What the Successful Adopters Do Differently
Not every company that adopted AI coding tools saw its incident rate climb. The companies that extracted genuine value share three structural patterns.
They constrained scope. They identified the tasks where AI reliably produces correct output and limited its use to those: boilerplate, test scaffolding, documentation, straightforward transformations. Code that touches payment processing, authentication, data migration, or infrastructure remains human-written. The distinction is not about capability. It is about consequence. AI can write an authentication module that compiles. The cost of that module being subtly wrong is nothing like the cost of a misformatted log message.
They invested in review. One company with 60 engineers created a four-person senior review team whose only job was evaluating AI-generated code before it reached the main codebase. The cost, roughly $800,000 annually in loaded compensation, looked steep against the $120,000 AI tooling budget. But the team caught an average of three significant issues per month that would otherwise have hit production. At $75,000 per prevented incident, the investment recovered its cost within the first year. More importantly, the review process rebuilt the shared understanding that AI-generated code otherwise erodes.
They measured what mattered. Instead of tracking pull requests per engineer or lines of code per sprint, they tracked defect escape rate, time to resolution, and code churn. When AI-assisted output showed higher churn or more defects, they tightened scope rather than celebrating the velocity numbers. This takes discipline. It is easier to show a chart of doubled output than to explain that doubled output with rising incident rates is not a productivity gain. It is a quality problem subsidised by speed.
The Trust Equation
Trust in a pair programmer, human or artificial, is built through demonstrated reliability in context. An engineer trusts a colleague after months of working together, observing their judgment, understanding their strengths and blind spots. Trust is not a binary state. It is a calibrated assessment: reliable for this kind of work, unreliable for that kind, needs checking in these specific areas.
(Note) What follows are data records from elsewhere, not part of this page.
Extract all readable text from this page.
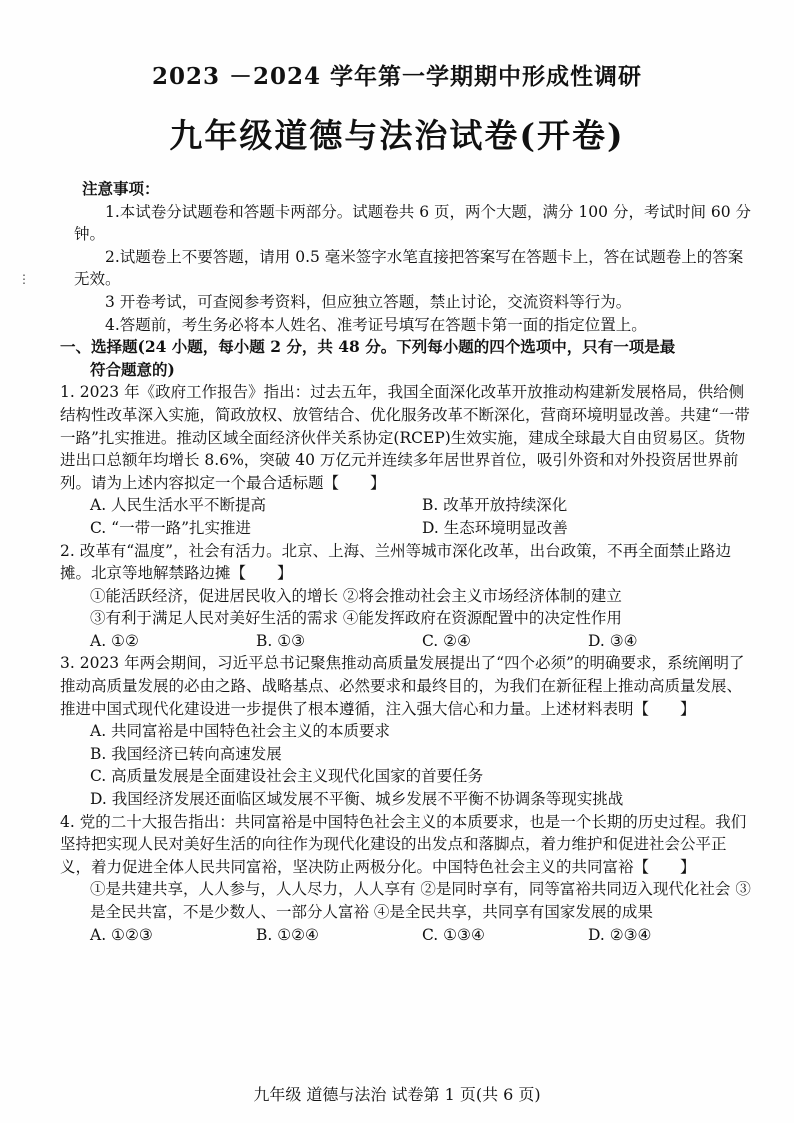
⋮
2023 －2024 学年第一学期期中形成性调研
九年级道德与法治试卷(开卷)
注意事项：
1.本试卷分试题卷和答题卡两部分。试题卷共 6 页，两个大题，满分 100 分，考试时间 60 分钟。
2.试题卷上不要答题，请用 0.5 毫米签字水笔直接把答案写在答题卡上，答在试题卷上的答案无效。
3 开卷考试，可查阅参考资料，但应独立答题，禁止讨论，交流资料等行为。
4.答题前，考生务必将本人姓名、准考证号填写在答题卡第一面的指定位置上。
一、选择题(24 小题，每小题 2 分，共 48 分。下列每小题的四个选项中，只有一项是最
符合题意的)
1. 2023 年《政府工作报告》指出：过去五年，我国全面深化改革开放推动构建新发展格局，供给侧结构性改革深入实施，简政放权、放管结合、优化服务改革不断深化，营商环境明显改善。共建“一带一路”扎实推进。推动区域全面经济伙伴关系协定(RCEP)生效实施，建成全球最大自由贸易区。货物进出口总额年均增长 8.6%，突破 40 万亿元并连续多年居世界首位，吸引外资和对外投资居世界前列。请为上述内容拟定一个最合适标题【　　】
A. 人民生活水平不断提高	B. 改革开放持续深化
C. “一带一路”扎实推进	D. 生态环境明显改善
2. 改革有“温度”，社会有活力。北京、上海、兰州等城市深化改革，出台政策，不再全面禁止路边摊。北京等地解禁路边摊【　　】
①能活跃经济，促进居民收入的增长 ②将会推动社会主义市场经济体制的建立
③有利于满足人民对美好生活的需求 ④能发挥政府在资源配置中的决定性作用
A. ①②	B. ①③	C. ②④	D. ③④
3. 2023 年两会期间，习近平总书记聚焦推动高质量发展提出了“四个必须”的明确要求，系统阐明了推动高质量发展的必由之路、战略基点、必然要求和最终目的，为我们在新征程上推动高质量发展、推进中国式现代化建设进一步提供了根本遵循，注入强大信心和力量。上述材料表明【　　】
A. 共同富裕是中国特色社会主义的本质要求
B. 我国经济已转向高速发展
C. 高质量发展是全面建设社会主义现代化国家的首要任务
D. 我国经济发展还面临区域发展不平衡、城乡发展不平衡不协调条等现实挑战
4. 党的二十大报告指出：共同富裕是中国特色社会主义的本质要求，也是一个长期的历史过程。我们坚持把实现人民对美好生活的向往作为现代化建设的出发点和落脚点，着力维护和促进社会公平正义，着力促进全体人民共同富裕，坚决防止两极分化。中国特色社会主义的共同富裕【　　】
①是共建共享，人人参与，人人尽力，人人享有 ②是同时享有，同等富裕共同迈入现代化社会 ③是全民共富，不是少数人、一部分人富裕 ④是全民共享，共同享有国家发展的成果
A. ①②③	B. ①②④	C. ①③④	D. ②③④
九年级 道德与法治 试卷第 1 页(共 6 页)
AI coding tools have not earned this calibrated trust because they do not behave the same way across different tasks. The same tool that produces flawless React components may generate subtly broken database queries. The same model that handles string manipulation reliably may introduce concurrency bugs in shared state. The failure modes shift with context. Engineers cannot build a reliable mental model of when to trust and when to check.
Until AI tools fail in predictable ways, trust will stay binary. Engineers will either accept everything or suspect everything. Neither mode captures the productivity gains the tools theoretically offer. The companies that navigate this will be those that map where their tools work and where they do not, then encode that knowledge into process rather than individual judgment.
The pair programmer is here. The code it writes is clean, fast, and confident. Six months from now, at 3am, the system will fail in a way nobody can explain. The question is whether anyone understood how it worked in the first place.